In faintly alkaline solution, 4 moles of permanganate anion quantitatively oxidize thiosulphate anions to produce X moles of sulphate anion. The value of X

To solve the problem, we need to understand the reaction between permanganate ions (MnO4^-) and thiosulfate ions (S2O3^2-) in a faintly alkaline solution.
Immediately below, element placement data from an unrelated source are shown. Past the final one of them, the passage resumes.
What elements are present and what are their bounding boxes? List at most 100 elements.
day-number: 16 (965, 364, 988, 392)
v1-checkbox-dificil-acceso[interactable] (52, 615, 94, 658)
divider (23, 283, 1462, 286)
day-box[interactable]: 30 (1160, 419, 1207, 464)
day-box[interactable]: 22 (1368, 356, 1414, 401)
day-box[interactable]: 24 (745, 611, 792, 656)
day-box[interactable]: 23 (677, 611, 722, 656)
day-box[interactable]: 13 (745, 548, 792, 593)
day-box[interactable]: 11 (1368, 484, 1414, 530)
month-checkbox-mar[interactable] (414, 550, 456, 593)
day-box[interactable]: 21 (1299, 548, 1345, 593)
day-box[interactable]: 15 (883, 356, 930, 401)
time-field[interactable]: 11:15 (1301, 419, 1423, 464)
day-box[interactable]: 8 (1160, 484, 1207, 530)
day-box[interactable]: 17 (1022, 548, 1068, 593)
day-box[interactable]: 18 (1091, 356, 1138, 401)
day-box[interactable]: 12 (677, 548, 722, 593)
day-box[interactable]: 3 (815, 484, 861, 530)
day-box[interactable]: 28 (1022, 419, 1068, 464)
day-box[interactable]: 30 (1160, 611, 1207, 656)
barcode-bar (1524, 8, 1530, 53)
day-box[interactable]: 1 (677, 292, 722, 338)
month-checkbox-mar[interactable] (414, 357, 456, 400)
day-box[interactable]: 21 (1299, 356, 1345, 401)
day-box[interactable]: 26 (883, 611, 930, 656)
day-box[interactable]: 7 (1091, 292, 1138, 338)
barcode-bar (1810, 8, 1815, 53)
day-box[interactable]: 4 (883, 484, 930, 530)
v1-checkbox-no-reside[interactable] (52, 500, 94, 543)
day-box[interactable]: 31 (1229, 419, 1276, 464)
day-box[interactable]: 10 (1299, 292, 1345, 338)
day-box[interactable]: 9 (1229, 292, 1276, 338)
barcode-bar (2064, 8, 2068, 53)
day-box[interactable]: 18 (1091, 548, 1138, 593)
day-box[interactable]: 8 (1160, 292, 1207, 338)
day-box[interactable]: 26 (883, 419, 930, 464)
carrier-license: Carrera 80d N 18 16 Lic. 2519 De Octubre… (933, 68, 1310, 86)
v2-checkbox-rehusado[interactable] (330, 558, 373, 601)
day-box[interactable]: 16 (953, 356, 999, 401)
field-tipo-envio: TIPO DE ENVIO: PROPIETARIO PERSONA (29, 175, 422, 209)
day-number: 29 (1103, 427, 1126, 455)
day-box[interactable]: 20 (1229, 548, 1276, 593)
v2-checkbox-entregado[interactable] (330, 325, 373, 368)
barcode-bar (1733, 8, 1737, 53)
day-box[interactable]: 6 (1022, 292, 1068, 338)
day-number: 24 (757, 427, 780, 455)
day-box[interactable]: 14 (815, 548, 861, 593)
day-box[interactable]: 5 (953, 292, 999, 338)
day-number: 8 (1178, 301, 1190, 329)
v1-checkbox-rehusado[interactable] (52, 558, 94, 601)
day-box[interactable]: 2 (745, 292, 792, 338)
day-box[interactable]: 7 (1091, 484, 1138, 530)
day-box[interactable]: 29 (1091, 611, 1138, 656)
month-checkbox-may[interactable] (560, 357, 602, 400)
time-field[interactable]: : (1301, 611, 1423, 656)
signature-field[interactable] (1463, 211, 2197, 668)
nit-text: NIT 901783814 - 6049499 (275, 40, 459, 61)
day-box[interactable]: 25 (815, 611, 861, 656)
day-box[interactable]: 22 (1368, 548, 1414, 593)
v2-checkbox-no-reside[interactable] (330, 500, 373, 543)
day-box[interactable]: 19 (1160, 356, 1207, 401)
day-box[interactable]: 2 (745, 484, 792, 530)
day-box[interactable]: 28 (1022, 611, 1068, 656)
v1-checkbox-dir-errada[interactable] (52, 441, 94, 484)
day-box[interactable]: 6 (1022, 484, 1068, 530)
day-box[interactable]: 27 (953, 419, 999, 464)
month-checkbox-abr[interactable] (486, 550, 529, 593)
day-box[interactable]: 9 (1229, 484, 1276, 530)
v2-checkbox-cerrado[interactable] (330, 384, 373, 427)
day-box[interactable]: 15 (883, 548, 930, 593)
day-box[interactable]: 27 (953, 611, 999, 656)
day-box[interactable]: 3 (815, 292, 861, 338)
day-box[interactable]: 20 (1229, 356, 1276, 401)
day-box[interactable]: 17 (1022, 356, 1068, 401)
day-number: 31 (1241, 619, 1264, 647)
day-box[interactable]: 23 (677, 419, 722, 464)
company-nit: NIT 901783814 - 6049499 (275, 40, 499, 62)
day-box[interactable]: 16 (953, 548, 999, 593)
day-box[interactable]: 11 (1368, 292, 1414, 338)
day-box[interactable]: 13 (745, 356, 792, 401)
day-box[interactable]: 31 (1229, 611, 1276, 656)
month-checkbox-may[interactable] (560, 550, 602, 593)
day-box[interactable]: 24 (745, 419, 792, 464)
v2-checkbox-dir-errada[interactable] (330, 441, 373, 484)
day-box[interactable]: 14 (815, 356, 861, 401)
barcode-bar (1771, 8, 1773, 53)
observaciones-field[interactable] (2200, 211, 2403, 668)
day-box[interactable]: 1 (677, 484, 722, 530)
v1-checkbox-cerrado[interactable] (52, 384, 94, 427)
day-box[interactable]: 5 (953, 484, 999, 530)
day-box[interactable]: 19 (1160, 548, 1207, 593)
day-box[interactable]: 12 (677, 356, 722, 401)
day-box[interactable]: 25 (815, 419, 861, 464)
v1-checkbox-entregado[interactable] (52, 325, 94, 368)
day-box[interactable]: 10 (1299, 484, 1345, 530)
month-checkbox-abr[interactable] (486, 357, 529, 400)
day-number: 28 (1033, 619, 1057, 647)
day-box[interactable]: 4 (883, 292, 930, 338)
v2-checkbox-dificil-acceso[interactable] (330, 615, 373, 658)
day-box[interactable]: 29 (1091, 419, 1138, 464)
The goal is to determine how many moles of sulfate ions (SO4^2-) are produced when 4 moles of permanganate ions oxidize thiosulfate ions. ### Step-by-Step Solution: 1. **Identify the Oxidation States**: - In permanganate (MnO4^-), manganese has an oxidation state of +7. - In sulfate (SO4^2-), sulfur has an oxidation state of +6. - In thiosulfate (S2O3^2-), we need to calculate the oxidation states of sulfur. 2. **Calculate the Oxidation State of Sulfur in Thiosulfate**: - The formula for thiosulfate is S2O3^2-. Let the oxidation state of sulfur be x. - The equation for the oxidation state is: \[ 2x + 3(-2) = -2 \] \[ 2x - 6 = -2 \implies 2x = 4 \implies x = +2 \] - Thus, the oxidation state of sulfur in thiosulfate is +2. 3. **Determine the Change in Oxidation State**: - The sulfur in thiosulfate (S2O3^2-) is oxidized from +2 to +6 (in sulfate). - The change in oxidation state for one sulfur atom is: \[ +6 - (+2) = +4 \] - Since there are two sulfur atoms in thiosulfate, the total change for thiosulfate is: \[ 2 \times 4 = 8 \] 4. **Determine the Change in Manganese Oxidation State**: - The manganese in permanganate (MnO4^-) is reduced from +7 to +4. - The change in oxidation state for manganese is: \[ +4 - (+7) = -3 \] 5. **Balance the Reaction**: - For every 8 moles of electrons lost by thiosulfate, 3 moles of electrons are gained by permanganate. - Therefore, the stoichiometry of the reaction can be established: \[ 8 \text{ moles of S2O3^2-} \text{ react with } 2 \text{ moles of MnO4^-} \] - This means that 4 moles of MnO4^- will react with: \[ \frac{8}{2} \times 4 = 16 \text{ moles of thiosulfate} \] 6. **Determine the Moles of Sulfate Produced**: - Each mole of thiosulfate produces 1 mole of sulfate when oxidized. - From the stoichiometry, if 4 moles of MnO4^- oxidize thiosulfate, we find how many moles of sulfate are produced: \[ 4 \text{ moles of MnO4^-} \text{ produce } 3 \text{ moles of SO4^2-} \] 7. **Final Calculation**: - Therefore, the value of X, which represents the moles of sulfate produced, is: \[ X = 3 \] ### Conclusion: The value of X is **3 moles of sulfate anion** produced.